Robert Rinek

Robert Rinek

For Board Service to TPT and RxFunction Inc.

For Board Service to TPT (2009–2017; 2018–present) and RxFunction Inc. (2017-present) (2005–present)

Board Service

Clinicient Inc., 2019–present
GutCheck LLC, 2015–present
Lattice Engines Inc., 2015–2019
PerfectServe Inc., 2011–2018
Heller-Hurwicz Economic Institute, 2020–present
Minnesota Council on Economic Education, 2016–2019
Westminster Town Hall Forum, 2012–2015
Equipment Leasing and Finance Foundation, 2001–2007
Science Museum of Minnesota, 1989–1995

Some might see serving on a board of directors as a time-consuming, often thankless hassle. Bob Rinek, managing director of Piper Sandler Merchant Banking, sees it as a calling.

“What appeals to me is you’re constantly learning and you’re always being challenged. You’re helping with real issues that companies are facing, [you’re] being a problem solver,” says Rinek, who also is co-CEO of PJC Capital Partners based in Minneapolis.

“As a board member you are really serving as a guide to the company … on their journey.”

Rinek is a rarity on the board of St. Paul-based Twin Cities PBS, also commonly called TPT. Board members are typically limited to two three-year terms, but Rinek has so far served a total of 10 years.

“They mandatorily kick you off the board,” Rinek says. “You have to be asked to get back on.”

When Rinek first joined the TPT board in 2009, he was filling out the two years remaining in Sylvia Kaplan’s term. (Sylvia’s husband, Sam, had been named U.S. ambassador to Morocco, so they were headed abroad.) After that, he served two three-year terms, during which he chaired the finance committee, and served as vice chair and chairman. He left in 2017; he was asked to return in 2018 and chairs the finance committee again.

Although TPT is a nonprofit, Rinek says that’s not the mindset.

“Twin Cities PBS is run like a company. I’m used to companies because that’s what I do for a living. That board is one where you bring your brain … because it’s run like a real company board,” Rinek says. “It’s a full-line business that generates significant revenue.”

For its fiscal year ending Aug. 31, 2019, TPT reported revenue of $44.7 million and expenses of $46.4 million. 

Rinek was on the board in 2019 when it selected Sylvia Strobel as president and CEO to replace Jim Pagliarini, who had led TPT for 20 years. Strobel started her career at TPT in the 1990s as deputy counsel; she later served as an executive at St. Paul-based American Public Media Group.

She currently serves on the board of National Public Radio, among other commitments.

Strobel says that Rinek’s tenure on the board is an asset to TPT. “He brings a really great financial perspective to the board,” Strobel says, who took the TPT reins in February. Reflecting on Rinek’s contributions since the pandemic arrived, she says, “He’s always been there to be a sounding board. He is a passionate participant. I think he shows up for just about every virtual event that we have. I always know Bob’s going to be there.

“He’s just been involved with TPT for a long time,” says Strobel. “He’s a real thought leader among other board members.”

In the for-profit world, Rinek is a board member of Eden Prairie-based RxFunction Inc. Rinek knew co-founder Lars Oddsson and, as an early investor, helped get the company started in 2010. The company has no connection to Piper Sandler. Rinek personally invested; he has a profile as a local angel investor.

RxFunction’s product? A device called Walkasins. It looks like a lower leg brace, but it delivers sensory signals to the lower leg for people with peripheral neuropathy.

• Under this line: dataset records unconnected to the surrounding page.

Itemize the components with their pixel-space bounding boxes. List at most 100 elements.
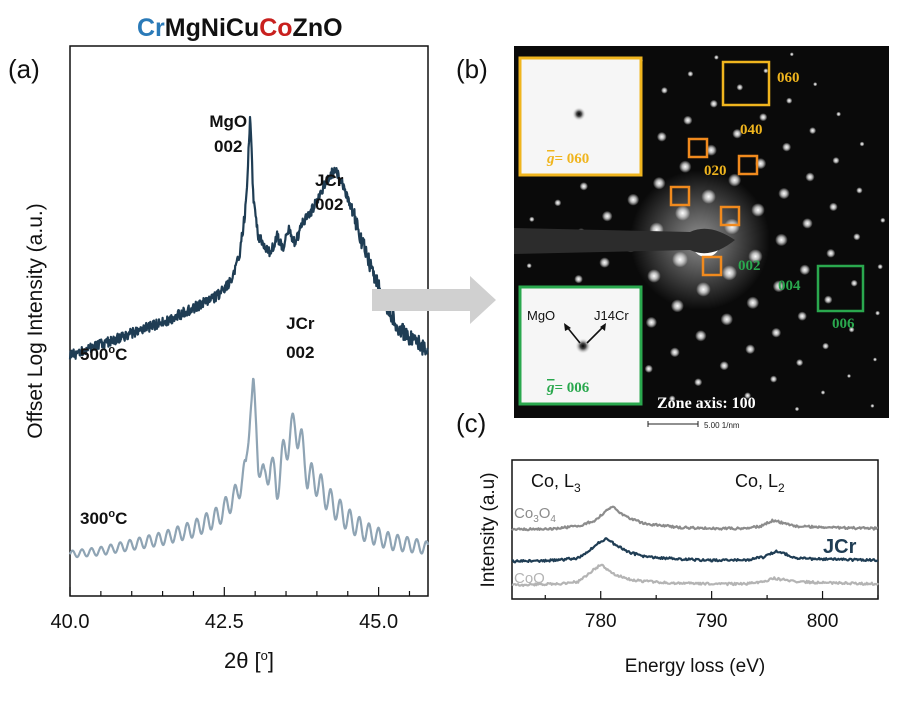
diffraction-spot: [675, 205, 691, 221]
diffraction-spot: [724, 218, 740, 235]
eels-series-line: [511, 563, 879, 587]
xrd-series-label-500: 500oC: [80, 344, 127, 364]
eels-y-axis-label: Intensity (a.u): [478, 472, 499, 587]
diffraction-spot: [870, 403, 875, 408]
spot-label-002: 002: [738, 258, 761, 274]
eels-x-axis-label: Energy loss (eV): [625, 656, 765, 677]
xrd-plot-frame: [69, 45, 429, 597]
spot-label-006: 006: [832, 316, 855, 332]
diffraction-spot: [802, 218, 813, 229]
xrd-y-axis-label: Offset Log Intensity (a.u.): [24, 203, 47, 438]
inset-006-mgo-label: MgO: [527, 308, 555, 323]
eels-tick-label: 800: [807, 611, 839, 632]
diffraction-spot: [771, 327, 782, 338]
diffraction-spot: [744, 392, 751, 399]
title-part-zno: ZnO: [293, 14, 343, 42]
diffraction-spot: [797, 311, 807, 321]
beam-stop: [514, 228, 735, 254]
diffraction-spot: [656, 131, 667, 142]
diffraction-spot: [805, 172, 815, 182]
diffraction-spot: [627, 193, 640, 206]
box-mid-1: [669, 185, 691, 207]
xrd-x-axis-label: 2θ [o]: [224, 648, 274, 673]
title-part-co: Co: [259, 14, 292, 42]
box-mid-2: [719, 205, 741, 227]
inset-006-arrow-right: [586, 326, 604, 344]
diffraction-spot: [721, 265, 738, 281]
eels-edge-label-l2: Co, L2: [735, 471, 785, 495]
eels-chart: 780 790 800 Co, L3 Co, L2 Co3O4 JCr CoO In…: [478, 459, 879, 677]
xrd-series-line: [68, 377, 430, 559]
diffraction-spot: [829, 202, 838, 212]
xrd-peak-annotation: JCr: [286, 314, 315, 333]
xrd-tick-label: 40.0: [51, 611, 90, 633]
title-part-cr: Cr: [137, 14, 165, 42]
panel-label-a: (a): [8, 54, 40, 84]
xrd-series: [68, 115, 430, 559]
box-040: [687, 137, 709, 159]
diffraction-spot: [789, 52, 794, 57]
eels-series-label-co3o4: Co3O4: [514, 505, 556, 525]
diffraction-spot: [579, 182, 588, 191]
diffraction-spot: [705, 144, 717, 156]
figure-title: CrMgNiCuCoZnO: [137, 14, 343, 42]
diffraction-spot: [554, 199, 562, 207]
diffraction-spot: [574, 274, 583, 284]
inset-006-caption: g= 006: [546, 380, 590, 396]
diffraction-spot: [661, 87, 668, 94]
eels-series-label-coo: CoO: [514, 570, 545, 587]
panel-label-b: (b): [456, 54, 488, 84]
diffraction-spot: [719, 361, 729, 371]
box-006: [816, 264, 865, 313]
diffraction-spot: [720, 313, 733, 326]
diffraction-spot: [770, 375, 778, 383]
diffraction-spot: [786, 97, 793, 104]
diffraction-spot: [856, 187, 863, 194]
diffraction-spot: [880, 217, 886, 223]
inset-006-jcr-label: J14Cr: [594, 308, 629, 323]
spot-label-004: 004: [778, 278, 801, 294]
inset-060-frame: [518, 56, 643, 177]
xrd-annotations: MgO 002 JCr 002 JCr 002: [209, 112, 343, 362]
diffraction-spot: [799, 264, 811, 276]
diffraction-spot: [859, 141, 865, 147]
spot-label-040: 040: [740, 122, 763, 138]
diffraction-spot: [709, 99, 718, 108]
xrd-peak-annotation-index: 002: [315, 195, 343, 214]
spot-label-020: 020: [704, 163, 727, 179]
box-002: [701, 255, 723, 277]
scale-bar-strip: [514, 418, 889, 431]
diffraction-spot: [826, 248, 836, 258]
zone-axis-label: Zone axis: 100: [657, 395, 756, 412]
diffraction-spot: [687, 71, 694, 77]
diffraction-spot: [836, 111, 841, 117]
diffraction-spot: [645, 316, 658, 328]
scale-bar-label: 5.00 1/nm: [704, 421, 740, 430]
xrd-series-label-300: 300oC: [80, 508, 127, 528]
xrd-peak-annotation-index: 002: [214, 137, 242, 156]
eels-tick-label: 780: [585, 611, 617, 632]
diffraction-spot: [763, 68, 769, 74]
inset-060-spot: [572, 107, 586, 121]
diffraction-spot: [813, 82, 818, 87]
diffraction-spot: [696, 282, 711, 297]
diffraction-spot: [824, 295, 833, 304]
diffraction-spot: [794, 406, 800, 412]
diffraction-spot: [732, 128, 743, 139]
diffraction-spot: [672, 251, 688, 268]
diffraction-spot: [652, 176, 666, 190]
diffraction-spot: [670, 299, 684, 313]
diffraction-spot: [644, 364, 653, 373]
diffraction-spot: [526, 263, 532, 269]
diffraction-spot: [736, 84, 744, 91]
eels-tick-label: 790: [696, 611, 728, 632]
box-060: [721, 60, 771, 107]
diffraction-panel: g= 060 MgO J14Cr g= 006 060 040 020 002 …: [514, 46, 889, 431]
diffraction-spot: [875, 310, 880, 316]
diffraction-spot: [679, 160, 692, 173]
diffraction-spot: [759, 113, 768, 122]
diffraction-spot: [701, 189, 716, 204]
diffraction-spot: [599, 257, 610, 268]
box-020: [737, 154, 759, 176]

Tom Morizio joined RxFunction as president and CEO in October 2018, with the goal of raising capital and getting Walkasins to market.

“Bob’s just a positive source of ideas,” Morizio says. “Bob brings a unique perspective to our board. He comes from within the investment banking world; it helps us look at situations a little differently.” (Morizio recently left the CEO position.)

The company has raised $13 million to date through a combination of
Series A investors and National Institutes of Health grant funding. 

Rinek also knows a wide range of people who might otherwise be outside of the company’s orbit, Morizio adds. “Bob has a network that’s different than some of the rest of the board and that is useful … in making a different set of connections.”

Rinek is energized by helping companies at key points of growth.

“They are growing very quickly and trying to raise some additional money. I’ve been working with the board to help them through these stages of growth that growth companies have,” Rinek says. “It’s a huge market.”

This is where Rinek’s decades of financial industry experience prove invaluable. He first joined Piper Sandler in 1982.

“What I’m able to bring to the table is, in my job at Piper Sandler, I’m one of the guys who run the merchant banking fund. That’s a commercial stage growth fund. What we do is we help fast-growing companies with a range of different issues,” Rinek says. “We’re in the capital markets area: We understand the dynamics of mergers and acquisitions, we understand what IPOs
are about, and we understand the needs of growth companies.”